The Haunted Fridge

I guess I’m just obsessed with refrigerator projects. So it goes. For my visualization, I wanted to make a game that used the data collected to control some element of the gameplay. I settled on creating a top down shoot-em-up game that used the data to spawn enemies.

For data collection, I wanted to select something that was not continuous (such as the brightness of my room would have been), so that I could use each instance of it happening as another enemy spawn. I settled on using the refrigerator door because I could also check how long the door was open for and get two data points (when it was opened, and for how long) very easily using just the one sensor.

In my previous fridge project, I had inadvertently encouraged bad energy use habits by more or less rewarding the user for opening up their refrigerator for no reason, so with this one, I wanted there to be something of a punishment for leaving the door open longer than necessary. In my game, the time that the door was left open is used to determine how strong the new enemy is.

The look of the game resulted from the housing I used for the sensor. Wile cleaning out my parents’ house, I found an old Halloween decoration that I liked quite a bit.

The head comes off, so I just used that, cutting a hole in the bottom to allow my sensor to go in there as well as making two small holes in the top to allow the two legs of my photocell to go down into the casing. The photocell itself blends in with the rest of the outside of the devil head very nicely.

The sensor unit is extremely simple, consisting of just the XBee receiver, two AA batteries and the photocell attached to the analog leg of the XBee. The settings of the receiver are pretty much the same as the sleep example from the book, however I set the sample rate to 500 ms and the sleep time to 500ms to allow the unit to be twice as precise with the timing as it would have been with a sample every 1 second. Of course, this means my battery dies twice as fast as well, since the unit needed to wake up each time, but it seemed like a fair trade.

To my surprise, the closed fridge did not impede the signal, and my XBee on the outside was able to comunicate with the devil head in my fridge. I also found that I got about 36 hours out of each pair of batteries.


This greeted me and my girlfriend every time we opened the refrigerator for a few days.

The project uses two Processing sketches: one to log the data and one to play the game. For the data logger, I use a coordinator device plugged into to my computer to receive the values being sent by the receiver. The value from the photocell is checked against a threshold I determined through testing to see if the fridge is dark (meaning the door is closed). If there is a transition from a value bellow the threshold to one above it, the door has been opened, and that time is stored. If there is a transition from above the threshold to bellow, the door has been closed again. The current time is checked against when it was opened, and that data is added to the list of data points along with the time (using the system clock) that the door was first opened.

Periodically, this information is written to a text file, making sure to preserve any readings already in the text file.
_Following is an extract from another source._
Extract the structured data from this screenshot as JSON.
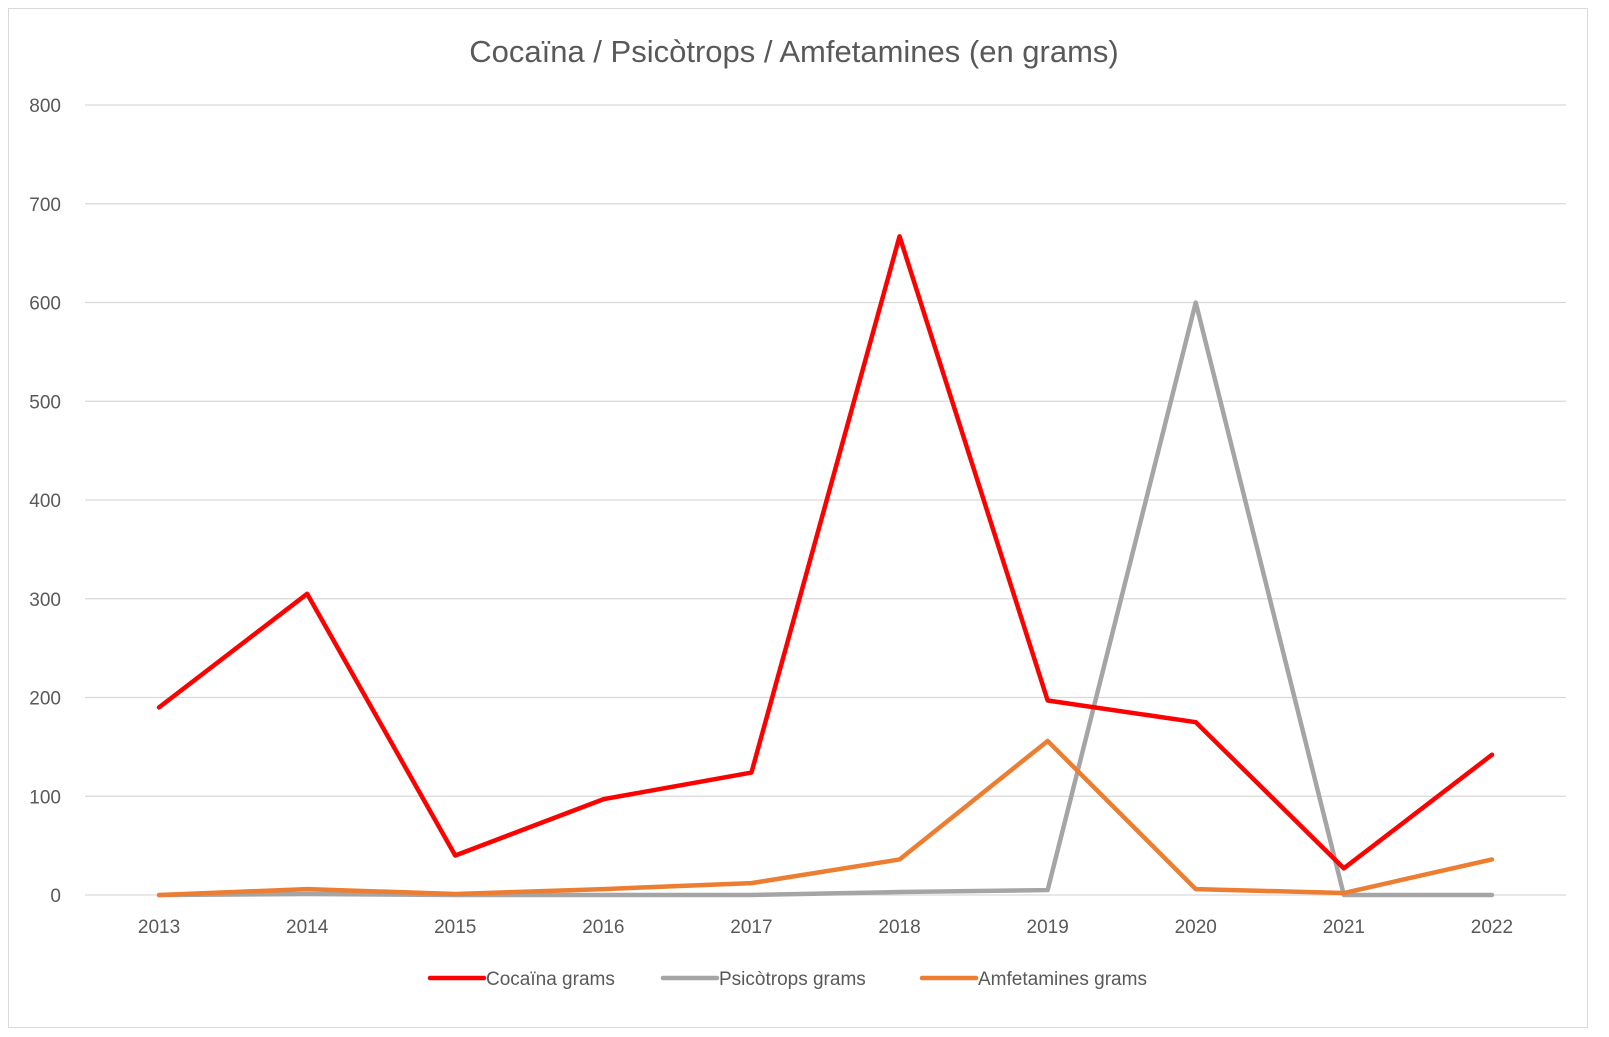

This allows the computer to be turned off or the processing sketch to be closed without losing data. Of course, no new reading will be made while the sketch is not running.

This seemed to work fairly well, although I did find that a single data point would sometimes be written to the file multiple times for reasons I am unsure of. These had to be manually removed, which was feasible for the few days I ran the sensor, but would obviously not be acceptable if this were a standing unit.

Here’s the sketch
And here is the data I logged.
Every two lines represents an instance of the door opening with the first line showing the date and time, and the second line representing the time in milliseconds that the door was open. Because the sample rate was every 500ms, that is the margin of error in these readings, but for the sake of my game that was just fine.

Speaking of the game, I liked the devil head, and I liked the idea of tying the game to the physical object, so I used it as the enemy in the game. The same devil head that stares you down when you open your fridge will now descend to attack you, which seemed fun. To make it spin, I took a few pictures of it at various angles.

To give the game some pacing, each day of fridge data consists of a single wave of devil heads, which needs to be destroyed before the next wave will arrive. For each wave, the entire day is compressed to a small time. Every time the fridge was opened in this compressed time frame, a new devil appears with its size varying based on the length the door was opened for. When the player shoots them, they shrink slightly, eventually destroying them. Should a devil reach the bottom of the screen, it will reappear at the top, larger and faster than before.

There is also a bar along the side of the screen during waves that indicates when the next enemy will be and how large it will be.